How to Share and Store Pictures with Google Photos, Dropbox…


Minimalism is nice, but when it comes to special occasions—family gatherings, vacations, that once-in-a-lifetime concert—you’ll want to capture every single detail. The smartphone camera in your pocket not only takes great photos, but lets you share them quickly with all your loved ones. Cloud storage also ensures that you have a backup in case of a hard drive crash, or if you lose your phone. You can store pictures of everything, and we truly mean everything: the picturesque Thanksgiving turkey, your little nephew’s gap-toothed grin, your distant uncle who likes to point out that you used to be thiiiis tall.

So whether your loved ones are finally together for the holidays, or you’re jetting off for a long-awaited getaway, here are some of the best ways you can share a ton of photos, then store them for later reminiscing. There are a handful of options out there to suit your needs and your devices. Our favorite is Google Photos, which does it all and does it best.

Share and Store

File hosting service Dropbox has a 2GB limit for free users. Create a folder on the website or on your Dropbox app (free, iOS and Android). Upload photos from Great Aunt Barbara’s birthday party, select “Share,” then add the email addresses of everyone in your extended family. The recipients don’t need a Dropbox account to view or download the photos, but they’ll need one to add photos of their own.

Amazon Prime members can store and share unlimited full-res photos with Amazon Photos. Set the Amazon Photos app (free, iOS and Android) to auto-save photos from your phone camera. You can share your unlimited photo storage with up to five other people in your Family Vault. You can also share links to your photos and albums with anyone, even if they’re not Prime members.

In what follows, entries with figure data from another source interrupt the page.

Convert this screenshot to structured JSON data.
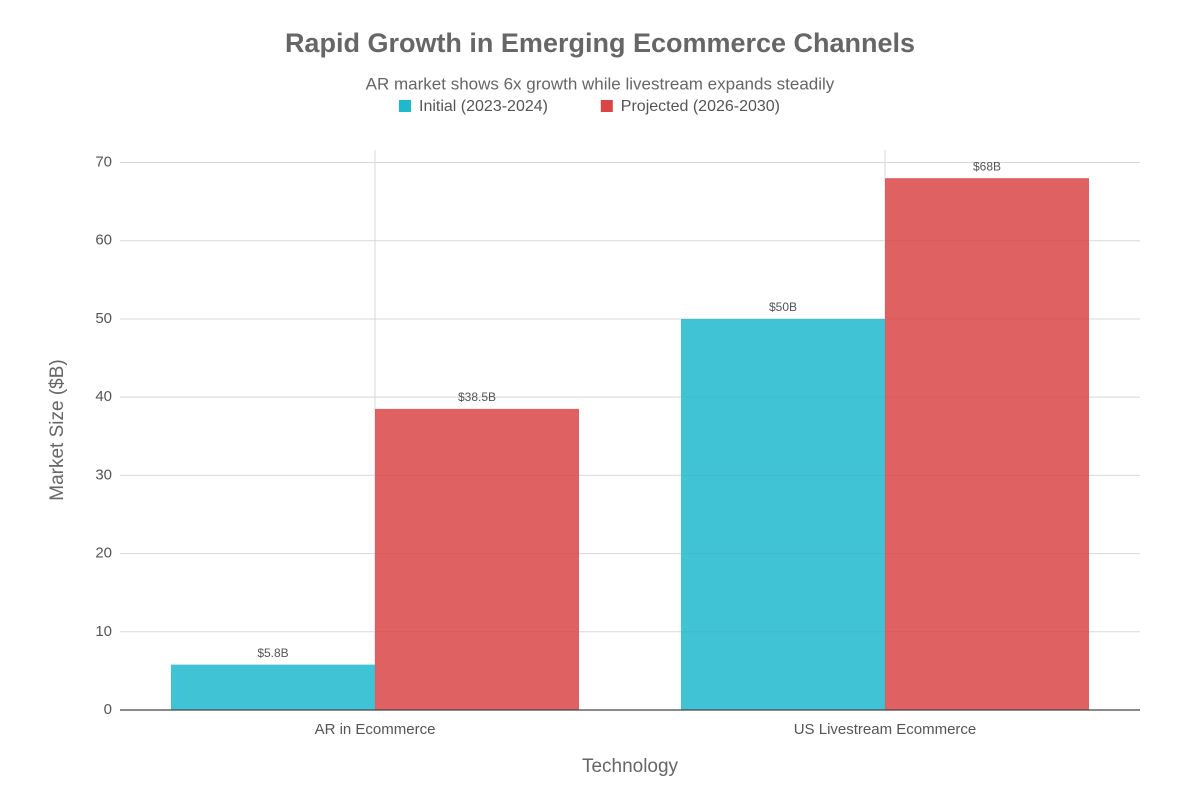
{
  "chart_data": {
    "type": "bar",
    "title": "Rapid Growth in Emerging Ecommerce Channels",
    "subtitle": "AR market shows 6x growth while livestream expands steadily",
    "x_label": "Technology",
    "y_label": "Market Size ($B)",
    "categories": [
      "AR in Ecommerce",
      "US Livestream Ecommerce"
    ],
    "series": [
      {
        "name": "Initial (2023-2024)",
        "color": "#1fb8cd",
        "values": [
          5.8,
          50
        ],
        "value_labels": [
          "$5.8B",
          "$50B"
        ]
      },
      {
        "name": "Projected (2026-2030)",
        "color": "#db4545",
        "values": [
          38.5,
          68
        ],
        "value_labels": [
          "$38.5B",
          "$68B"
        ]
      }
    ],
    "ylim": [
      0,
      71.6
    ],
    "yticks": [
      0,
      10,
      20,
      30,
      40,
      50,
      60,
      70
    ],
    "grid": true,
    "legend": "top"
  }
}
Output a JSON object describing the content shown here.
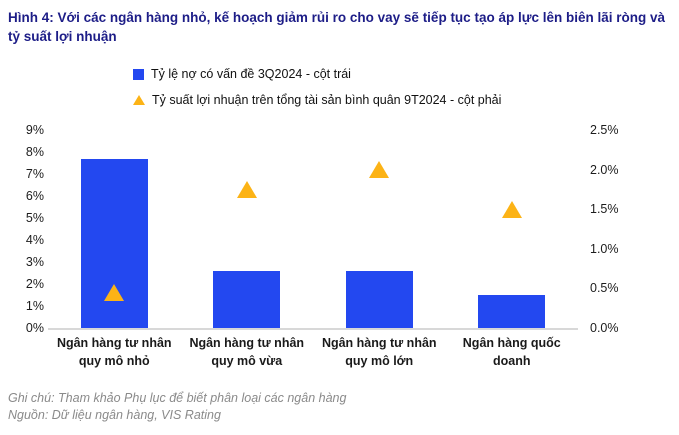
{
  "title": "Hình 4: Với các ngân hàng nhỏ, kế hoạch giảm rủi ro cho vay sẽ tiếp tục tạo áp lực lên biên lãi ròng và tỷ suất lợi nhuận",
  "colors": {
    "title": "#1d1d87",
    "bar": "#2348f0",
    "triangle": "#fcb316",
    "axis_line": "#d8d8d8",
    "tick_text": "#1c1c1c",
    "footer_text": "#8a8a8a"
  },
  "legend": {
    "items": [
      {
        "marker": "square-icon",
        "color": "#2348f0",
        "label": "Tỷ lệ nợ có vấn đề 3Q2024 - cột trái"
      },
      {
        "marker": "triangle-icon",
        "color": "#fcb316",
        "label": "Tỷ suất lợi nhuận trên tổng tài sản bình quân 9T2024 - cột phải"
      }
    ]
  },
  "chart_data": {
    "type": "bar",
    "title": "Hình 4: Với các ngân hàng nhỏ, kế hoạch giảm rủi ro cho vay sẽ tiếp tục tạo áp lực lên biên lãi ròng và tỷ suất lợi nhuận",
    "categories": [
      "Ngân hàng tư nhân quy mô nhỏ",
      "Ngân hàng tư nhân quy mô vừa",
      "Ngân hàng tư nhân quy mô lớn",
      "Ngân hàng quốc doanh"
    ],
    "series": [
      {
        "name": "Tỷ lệ nợ có vấn đề 3Q2024 - cột trái",
        "type": "bar",
        "axis": "left",
        "color": "#2348f0",
        "values": [
          7.7,
          2.6,
          2.6,
          1.5
        ]
      },
      {
        "name": "Tỷ suất lợi nhuận trên tổng tài sản bình quân 9T2024 - cột phải",
        "type": "scatter",
        "marker": "triangle",
        "axis": "right",
        "color": "#fcb316",
        "values": [
          0.45,
          1.75,
          2.0,
          1.5
        ]
      }
    ],
    "left_axis": {
      "min": 0,
      "max": 9,
      "step": 1,
      "tick_labels": [
        "0%",
        "1%",
        "2%",
        "3%",
        "4%",
        "5%",
        "6%",
        "7%",
        "8%",
        "9%"
      ]
    },
    "right_axis": {
      "min": 0,
      "max": 2.5,
      "step": 0.5,
      "tick_labels": [
        "0.0%",
        "0.5%",
        "1.0%",
        "1.5%",
        "2.0%",
        "2.5%"
      ]
    },
    "grid": false,
    "legend_position": "top-left"
  },
  "footer": {
    "note": "Ghi chú: Tham khảo Phụ lục để biết phân loại các ngân hàng",
    "source": "Nguồn: Dữ liệu ngân hàng, VIS Rating"
  }
}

If you already use iCloud to back up your data, you can use that for photo storage and sharing as well. Head to Settings > Photos on your iPhone or iPad, then switch on “iCloud Photos.” By default, you get 5GB of free storage, with the option to buy more. Want to share them, too? Switch on “Shared Albums.” In the Photos app, from the Albums tab, you can create a new shared album with friends and family. Select the photos that you want to share, tap the share icon in the bottom left corner, and choose the album. Shared albums hold a maximum of 5,000 photos and videos, so coordinate the photos of your trip to Disneyland accordingly.

Another neat trick for iPhone users: Photo sharing with friends nearby is a cinch with Airdrop. First, make sure that the recipient has Airdrop on by going into Settings > General > AirDrop and select your receiving options. Opt to receive photos from “Contacts Only” or “Everyone.” To send photos, select the photos, then tap the share icon in the bottom left corner. Choose the recipient’s name, and voila! Instant shared photos. Just remember to set AirDrop back to “Contacts Only” after you’re done sharing, to avoid any unsavory trolls.

The App That Does It All

Of the multitude of options out there, we think Google Photos outpaces them all. It’s free, works on any device, and gives you unlimited storage, as long as you don’t mind your photos being compressed. Plus, Google Photos’ machine learning and AI tools help organize your photos and find exactly the images you need.

Download the Google Photos app (free, iOS and Android) and sign in to your Google account. You’ll be prompted to turn on “back up and sync,” which automatically saves photos and videos you take on your phone to your Google Photos library when you have internet access. It’s wise to keep this handy feature on, so that even if your phone takes a dunk in the beautiful seas of Sayulita, you’ll still have a backup of all of your vacation photos in your Google account.

The app recognizes people and pets, which means you don’t have to spend hours tagging individual photos. It can even suggest contacts for you to share, say, a group selfie with. Need to find a specific shots? Narrow down your library with search terms like “prom 2013” or “city at night.”

Google’s “smart” features make it a breeze to make and share albums. On the Albums tab, select “New Album.” Here, you can populate the album with selected photos from your library, or automatically add photos of selected people and pets. If you want to make an album devoted to hanging out with your grandparents, select the thumbnails of their faces, and see photos of your dear ones appear right in your album. When you want to share the album, tap the ··· icon in the upper right corner. Select “Options,” where you can access a link to share your album. You can also decide whether you want to make this a collaborative album, so recipients can add their own photos of Gram and Pops.

Finally, if you want to share your photos with a partner who has a Google account, tap “Add partner account” from the menu. You can grant them access to all of your photos, or photos of specific people.

Snap Away

No matter which option you choose, the best part of storing photos in the cloud is having the freedom to take as many photos as your heart desires—so you can capture every moment of the soccer tournament, document your heirloom tomato garden, and re-take family photos until everyone has their eyes open. (OK, almost everyone.) Storing your photos on a cloud not only makes them easier to share with loved ones, but more secure for you, so keep all your favorite memories, and share them again and again.